Events. Media. Cute Animals. A Poll.

  • Next Kidlit Drink Night! We'll gather at the Blue Owl on Monday, March 30th, about 6 p.m. All the cool kids will be there -- except, of course, in kidlit, the cool kids are all just happy dorks. So you become a cool kid by just loving the subject and showing up to discuss it. Hope to see you there!
  • Francisco Stork, author of Marcelo in the Real World, was featured in a SLJ interview here.
  • Lisa Yee is interviewed by Readergirlz in a video for Absolutely Maybe here
  • A terrific review of Heartsinger here. I'm going to be on a USBBY panel for this book at Midsummer ALA, along with the author (Karlijn Stoffels) and translator (Laura Watkinson) and Arthur. That will also be the first time, or very close to it, that I meet either the author or translator, or even hear their voices, even though we went through an exhaustive and ultimately entirely mutually satisfying translation and editing process together -- all done over e-mail and in Microsoft Word Track Changes. We hope to show some of these original e-mails and documents during our panel, so if you're at all interested in children's literature in translation or the editorial process, it ought to be a fascinating event.
  • Greg Pincus has a very cool plan for National Poetry Month in April.
  • An awesome word: schwerpunkt. I'm thinking of using this in place of the word "point" in all my talks, because it means more or less the same thing but it's so much more pungent and schwerpunkty. Find an excuse to use it today!
  • If you love Zadie Smith but haven't yet seen her wonderful essay on Obama, "Pygmalion," and her own upbringing, "Speaking in Tongues" -- you can click that link.
  • But in order to click the next link, you must (1) enjoy pictures of cute animals, (2) find insulting them for no reason potentially hilarious, and (3) not mind bad language. All good? Okay. (My favorite entry: The Tibetan Fox Thinks He's Better Than You.)
  • Best adult book I've read recently: The Beautiful Struggle by Ta-Nehisi Coates. I became a fan of Mr. Coates's writing after he replaced Matthew Yglesias as the liberal blogger at the Atlantic website, and this is his memoir of growing up in Baltimore in the 1980s, the next-to-youngest son of a former Black Panther, and learning what it meant to him to be a black male. I clearly am a very whitebread white woman, and reading this reminded me strongly of reading The Brief Wondrous Life of Oscar Wao: the same constant flow of references I didn't get, but also the same wondrous use of language, particularly that very flow; the same fascinating characters and setting; and the same wonder and appreciation for getting such a full view of a life so different from my own. It is indeed beautiful.
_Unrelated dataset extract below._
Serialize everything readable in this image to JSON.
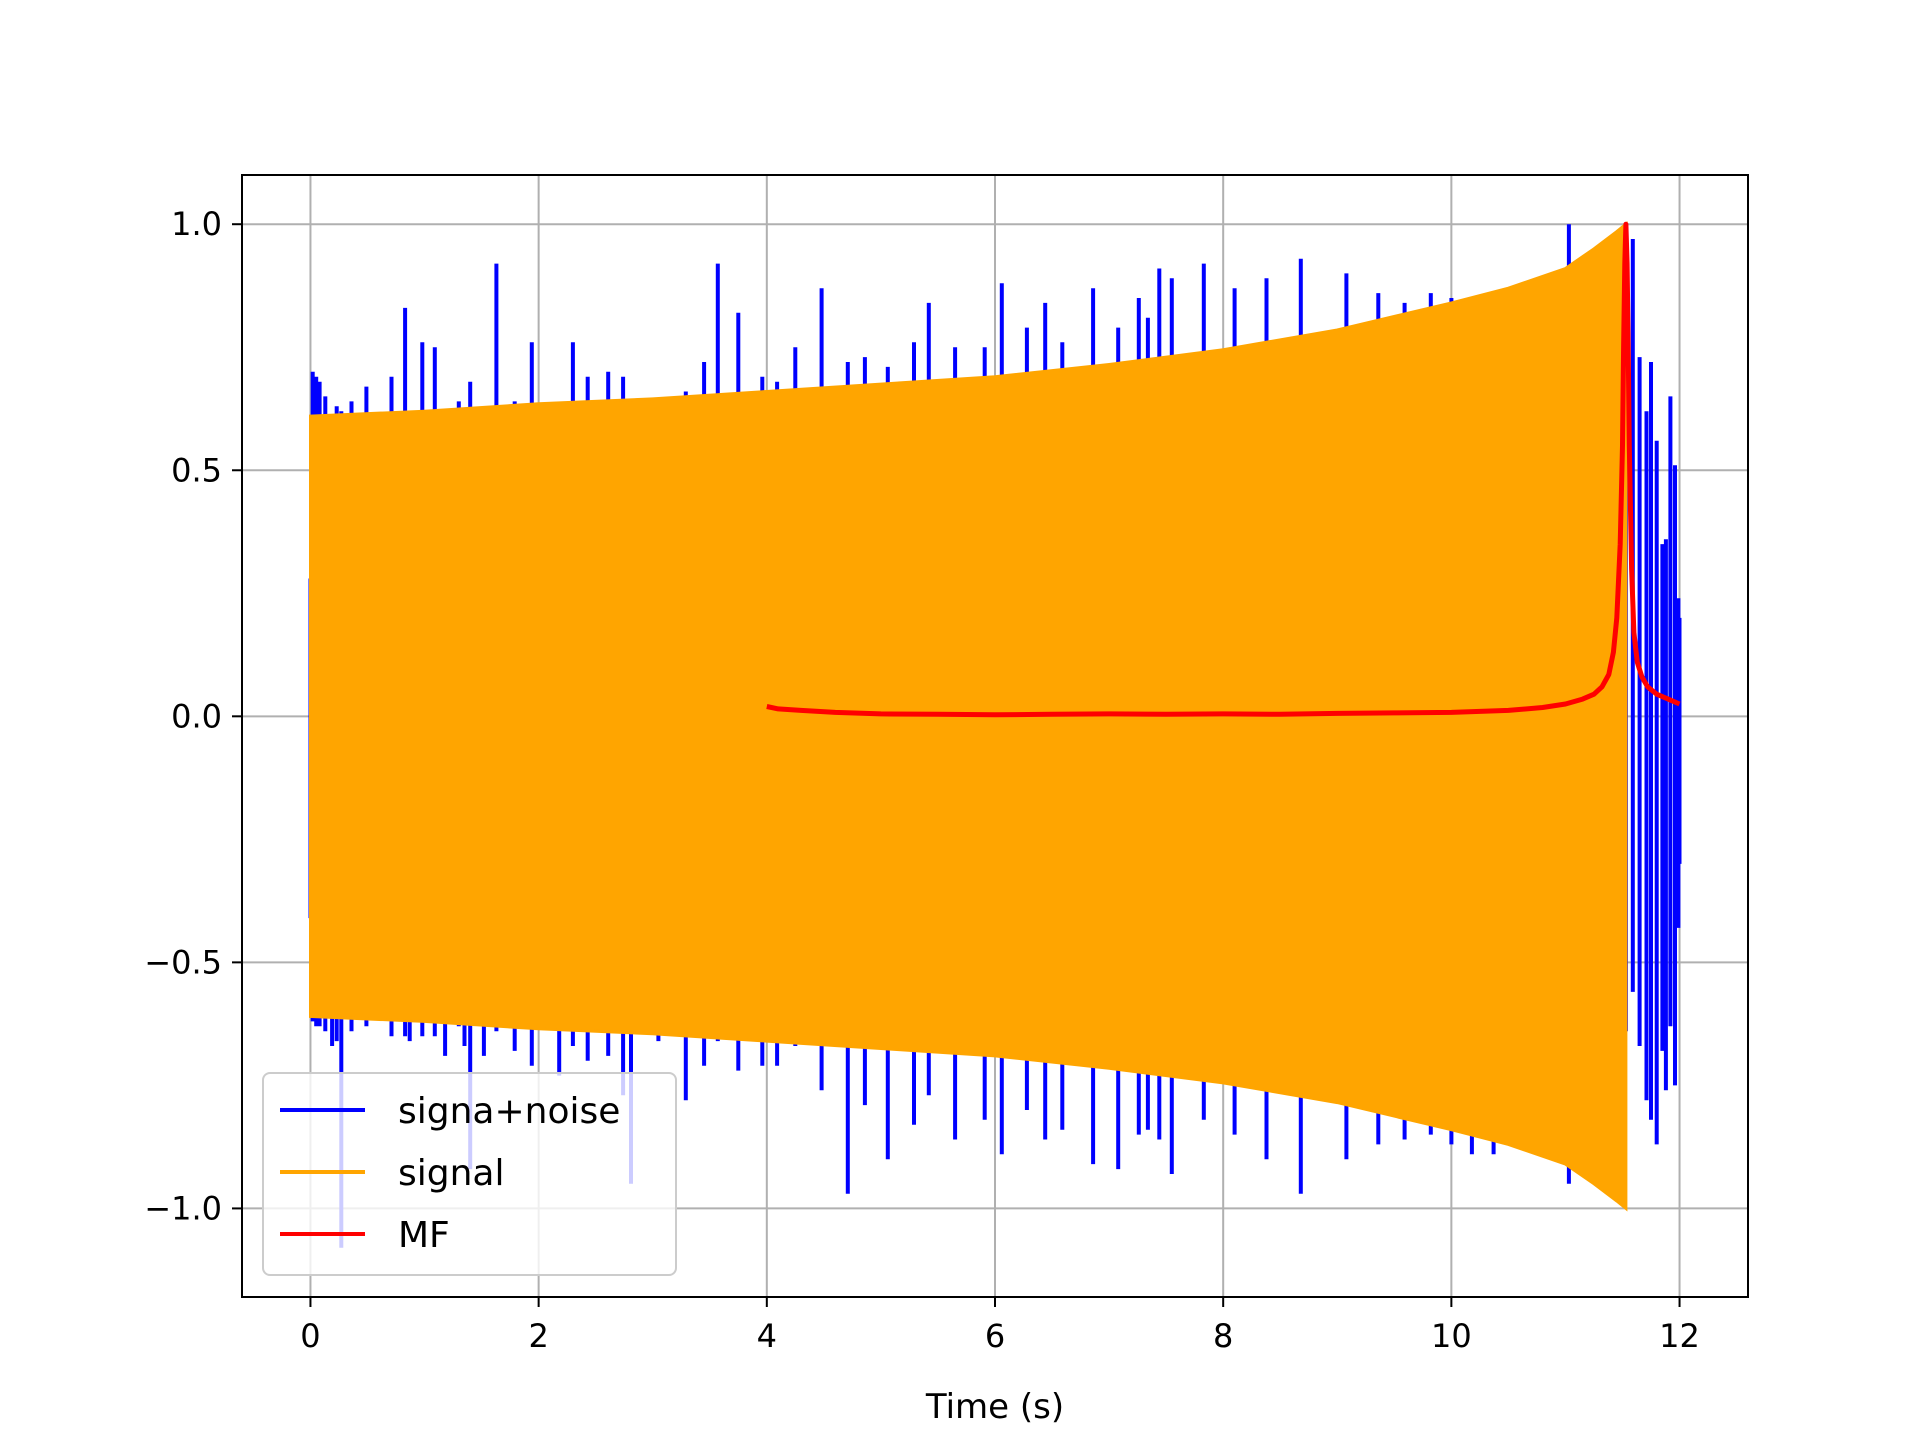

  • The fine print on the challenge below: To qualify for the $1 donation, you must send me a digital picture of you at the end of your run (walks also qualify). All pictures must be received at chavela_que at yahoo dot com by the date of the Race to Deliver in November. Melissa has accepted the challenge, but there's still no word from John . . . If you know him, harass him.
Finally, a poll. Last weekend I gave three talks at the Missouri SCBWI retreat. Two were revised and expanded versions of speeches I've given earlier: a talk on character from the Missouri SCBWI conference in November 2007 and New Jersey in June 2008, and a talk on plot from Illinois last November. The third talk, on voice, was entirely new. None of these, you will have noticed, are on my website, and this is because it makes my life EVER SO MUCH EASIER when I don't have to write a new talk for a conference. I actually do like writing talks; I always learn something myself in the writing, and these three were no exceptions. But when I don't have to write one, I can spend more time concentrating on critiques and editing my books and having a life (particularly on weekends), which is all quite lovely. And it is nice feeling like I'm not saying things people already have heard or know . . .

So I'm wondering: On a scale of 1 to 5, if you came to an SCBWI conference, how bothered would you be to hear me give a talk you might have already read online? 1 is "Hooray! A Talk I Can Read Immediately!"; 5 is "You Are Dead to Me." The poll is in the sidebar at right. Please be honest, as the results have a bearing on the future content of both my website and my weekends. Many thanks!